Serra joga em casa. Afirma que está na política “por paixão” e, na sequência, ataca Dilma Rousseff. “Candidato não pode ter duas caras. Não se terceiriza comandos. É imaginativo pensar que o Brasil pode ser governado pelo Lula fora do governo. Isso não existe. Não se governa da garupa”, insiste.

“Não sou contra fusão. Se tem fusão, que se funda” – José Serra, sobre o BNDES.

O candidato que, nas últimas semanas, atacou o Banco Nacional de Desenvolvimento Econômico e Social (BNDES), agora lembra que foi dele a ideia de colocar recursos do Fundo de Amparo ao Trabalhador (FAT) para turbinar a capacidade do banco de fomento. “Você sabe que isso é o que sustentou o investimento no Brasil”, comemora.

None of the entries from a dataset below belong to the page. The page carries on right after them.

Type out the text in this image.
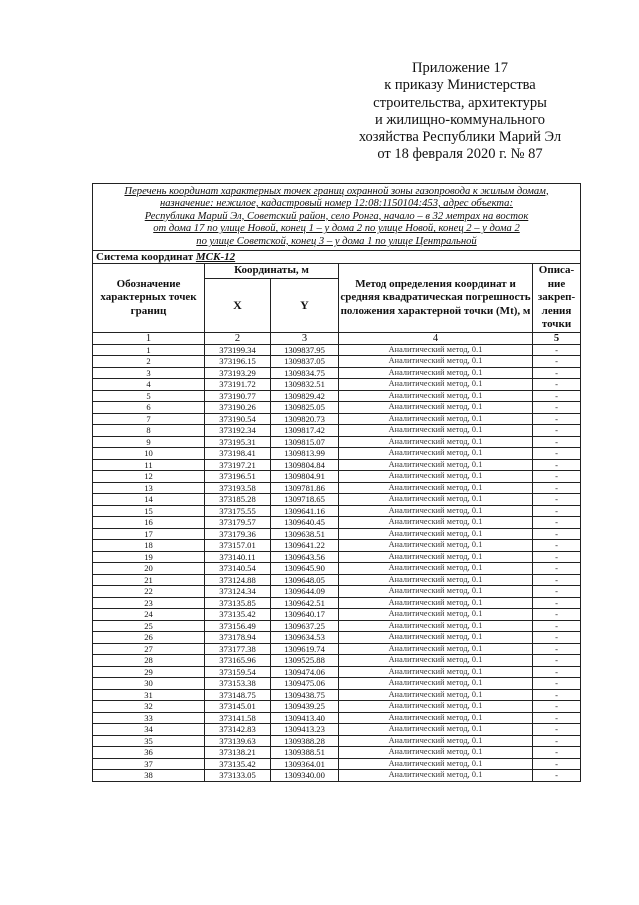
Приложение 17
к приказу Министерства
строительства, архитектуры
и жилищно-коммунального
хозяйства Республики Марий Эл
от 18 февраля 2020 г. № 87
Перечень координат характерных точек границ охранной зоны газопровода к жилым домам,
назначение: нежилое, кадастровый номер 12:08:1150104:453, адрес объекта:
Республика Марий Эл, Советский район, село Ронга, начало – в 32 метрах на восток
от дома 17 по улице Новой, конец 1 – у дома 2 по улице Новой, конец 2 – у дома 2
по улице Советской, конец 3 – у дома 1 по улице Центральной				

Система координат МСК-12				
Обозначение характерных точек границ	Координаты, м		Метод определения координат и средняя квадратическая погрешность положения характерной точки (Mt), м	Описа-ние закреп-ления точки
	X	Y		
1	2	3	4	5
1	373199.34	1309837.95	Аналитический метод, 0.1	-
2	373196.15	1309837.05	Аналитический метод, 0.1	-
3	373193.29	1309834.75	Аналитический метод, 0.1	-
4	373191.72	1309832.51	Аналитический метод, 0.1	-
5	373190.77	1309829.42	Аналитический метод, 0.1	-
6	373190.26	1309825.05	Аналитический метод, 0.1	-
7	373190.54	1309820.73	Аналитический метод, 0.1	-
8	373192.34	1309817.42	Аналитический метод, 0.1	-
9	373195.31	1309815.07	Аналитический метод, 0.1	-
10	373198.41	1309813.99	Аналитический метод, 0.1	-
11	373197.21	1309804.84	Аналитический метод, 0.1	-
12	373196.51	1309804.91	Аналитический метод, 0.1	-
13	373193.58	1309781.86	Аналитический метод, 0.1	-
14	373185.28	1309718.65	Аналитический метод, 0.1	-
15	373175.55	1309641.16	Аналитический метод, 0.1	-
16	373179.57	1309640.45	Аналитический метод, 0.1	-
17	373179.36	1309638.51	Аналитический метод, 0.1	-
18	373157.01	1309641.22	Аналитический метод, 0.1	-
19	373140.11	1309643.56	Аналитический метод, 0.1	-
20	373140.54	1309645.90	Аналитический метод, 0.1	-
21	373124.88	1309648.05	Аналитический метод, 0.1	-
22	373124.34	1309644.09	Аналитический метод, 0.1	-
23	373135.85	1309642.51	Аналитический метод, 0.1	-
24	373135.42	1309640.17	Аналитический метод, 0.1	-
25	373156.49	1309637.25	Аналитический метод, 0.1	-
26	373178.94	1309634.53	Аналитический метод, 0.1	-
27	373177.38	1309619.74	Аналитический метод, 0.1	-
28	373165.96	1309525.88	Аналитический метод, 0.1	-
29	373159.54	1309474.06	Аналитический метод, 0.1	-
30	373153.38	1309475.06	Аналитический метод, 0.1	-
31	373148.75	1309438.75	Аналитический метод, 0.1	-
32	373145.01	1309439.25	Аналитический метод, 0.1	-
33	373141.58	1309413.40	Аналитический метод, 0.1	-
34	373142.83	1309413.23	Аналитический метод, 0.1	-
35	373139.63	1309388.28	Аналитический метод, 0.1	-
36	373138.21	1309388.51	Аналитический метод, 0.1	-
37	373135.42	1309364.01	Аналитический метод, 0.1	-
38	373133.05	1309340.00	Аналитический метод, 0.1	-
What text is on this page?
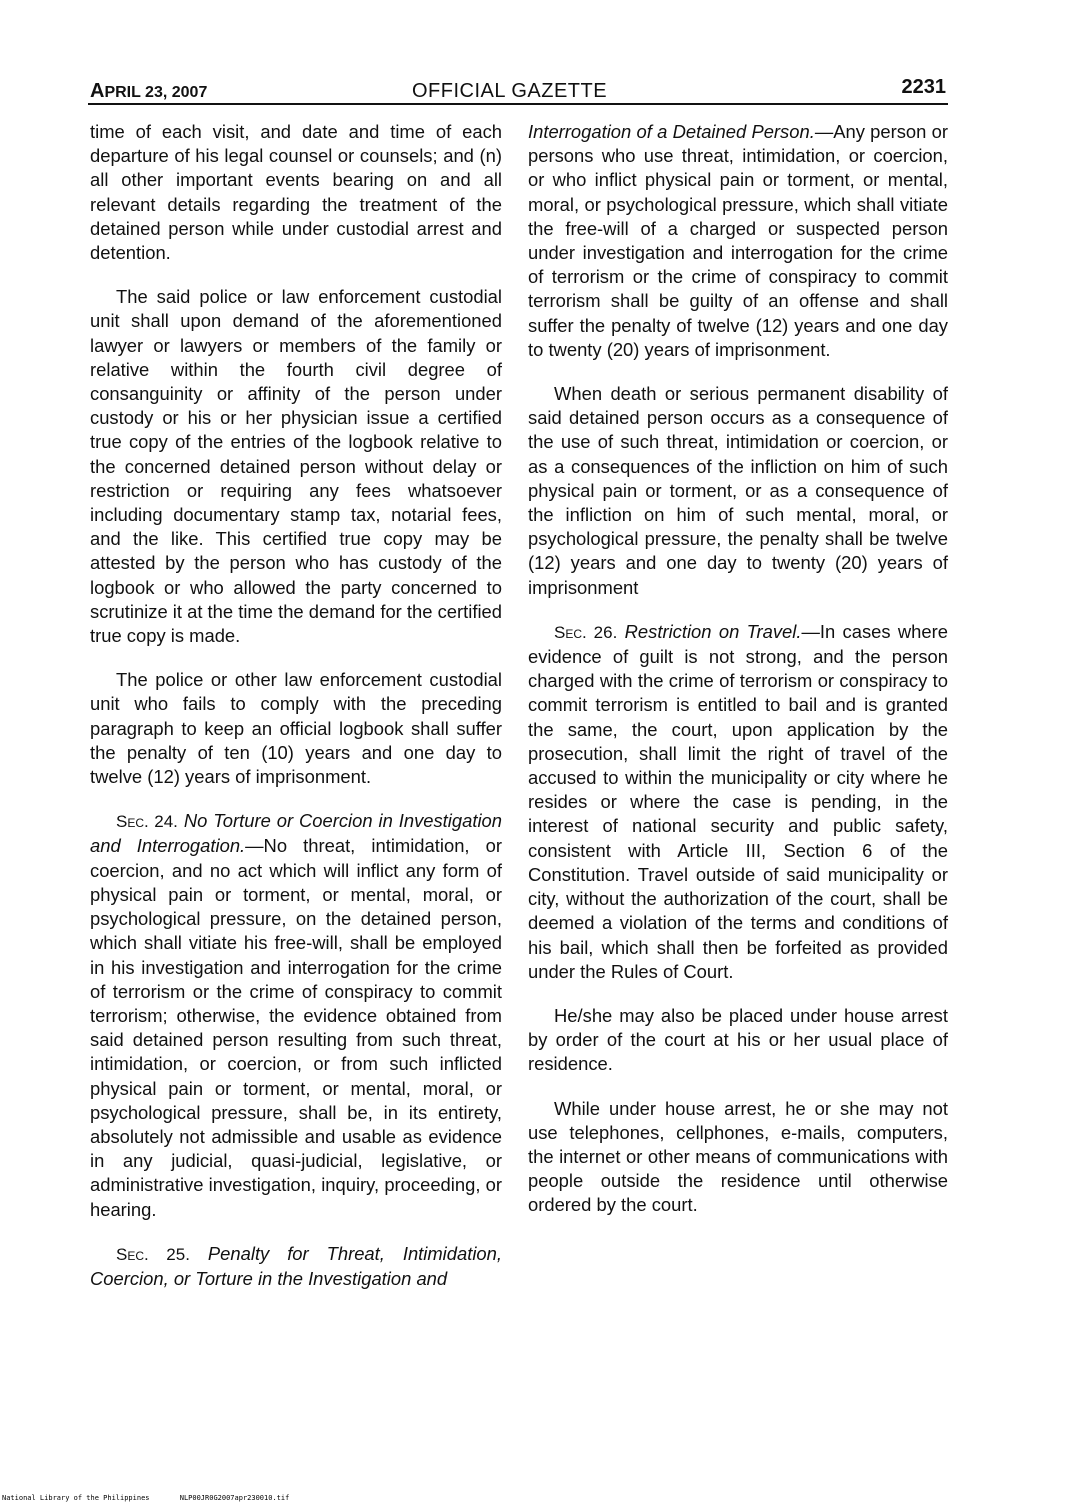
APRIL 23, 2007	OFFICIAL GAZETTE	2231

time of each visit, and date and time of each departure of his legal counsel or counsels; and (n) all other important events bearing on and all relevant details regarding the treatment of the detained person while under custodial arrest and detention.

The said police or law enforcement custodial unit shall upon demand of the aforementioned lawyer or lawyers or members of the family or relative within the fourth civil degree of consanguinity or affinity of the person under custody or his or her physician issue a certified true copy of the entries of the logbook relative to the concerned detained person without delay or restriction or requiring any fees whatsoever including documentary stamp tax, notarial fees, and the like. This certified true copy may be attested by the person who has custody of the logbook or who allowed the party concerned to scrutinize it at the time the demand for the certified true copy is made.

The police or other law enforcement custodial unit who fails to comply with the preceding paragraph to keep an official logbook shall suffer the penalty of ten (10) years and one day to twelve (12) years of imprisonment.

Sec. 24. No Torture or Coercion in Investigation and Interrogation.—No threat, intimidation, or coercion, and no act which will inflict any form of physical pain or torment, or mental, moral, or psychological pressure, on the detained person, which shall vitiate his free-will, shall be employed in his investigation and interrogation for the crime of terrorism or the crime of conspiracy to commit terrorism; otherwise, the evidence obtained from said detained person resulting from such threat, intimidation, or coercion, or from such inflicted physical pain or torment, or mental, moral, or psychological pressure, shall be, in its entirety, absolutely not admissible and usable as evidence in any judicial, quasi-judicial, legislative, or administrative investigation, inquiry, proceeding, or hearing.

Sec. 25. Penalty for Threat, Intimidation, Coercion, or Torture in the Investigation and

Interrogation of a Detained Person.—Any person or persons who use threat, intimidation, or coercion, or who inflict physical pain or torment, or mental, moral, or psychological pressure, which shall vitiate the free-will of a charged or suspected person under investigation and interrogation for the crime of terrorism or the crime of conspiracy to commit terrorism shall be guilty of an offense and shall suffer the penalty of twelve (12) years and one day to twenty (20) years of imprisonment.

When death or serious permanent disability of said detained person occurs as a consequence of the use of such threat, intimidation or coercion, or as a consequences of the infliction on him of such physical pain or torment, or as a consequence of the infliction on him of such mental, moral, or psychological pressure, the penalty shall be twelve (12) years and one day to twenty (20) years of imprisonment

Sec. 26. Restriction on Travel.—In cases where evidence of guilt is not strong, and the person charged with the crime of terrorism or conspiracy to commit terrorism is entitled to bail and is granted the same, the court, upon application by the prosecution, shall limit the right of travel of the accused to within the municipality or city where he resides or where the case is pending, in the interest of national security and public safety, consistent with Article III, Section 6 of the Constitution. Travel outside of said municipality or city, without the authorization of the court, shall be deemed a violation of the terms and conditions of his bail, which shall then be forfeited as provided under the Rules of Court.

He/she may also be placed under house arrest by order of the court at his or her usual place of residence.

While under house arrest, he or she may not use telephones, cellphones, e-mails, computers, the internet or other means of communications with people outside the residence until otherwise ordered by the court.

National Library of the Philippines	NLP00JR0G2007apr230010.tif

Serra admite o bom papel do Programa de Sustentação do Investimento (PSI), iniciativa do governo federal via BNDES para socorrer as empresas no momento da crise com juros baixos e prazos longos, e afirma que vai manter o PSI se eleito. Basta a promessa para arrancar aplausos da plateia e despertar um dos sonolentos.

Logo o ex-governador volta à carga contra o banco, afirmando que dinheiro do contribuinte foi usado na fusão de empresas. “Não sou contra fusão. Se tem fusão, que se funda”, complementa.

Depois de utilizar toda a escala, consequência inevitável, Serra cita várias vezes os genéricos, argumentando que, como ministro da Saúde, tomou a medida que não apenas aumentou a competição, como a qualidade dos medicamentos.

Dito isto, passa à defesa do ensino técnico, investimentos fundamentais, em sua visão, para o desenvolvimento do país. O oposicionista pondera que tudo precisa estar conectado à pesquisa entre instituições públicas e capital privado. Ao comentar o tema, lembrou-se de um artigo escrito nos Estados Unidos para a campanha eleitoral do adversário de George W. Bush na disputa à reeleição. Tentou recordar o nome do oponente de Bush. Em vão. Tardou um bocadinho até alguém gritar “John Kerry!”. “Você vê que candidato que perde o pessoal não…”, titubeia Serra.

Não precisa completar, candidato, todo mundo entendeu.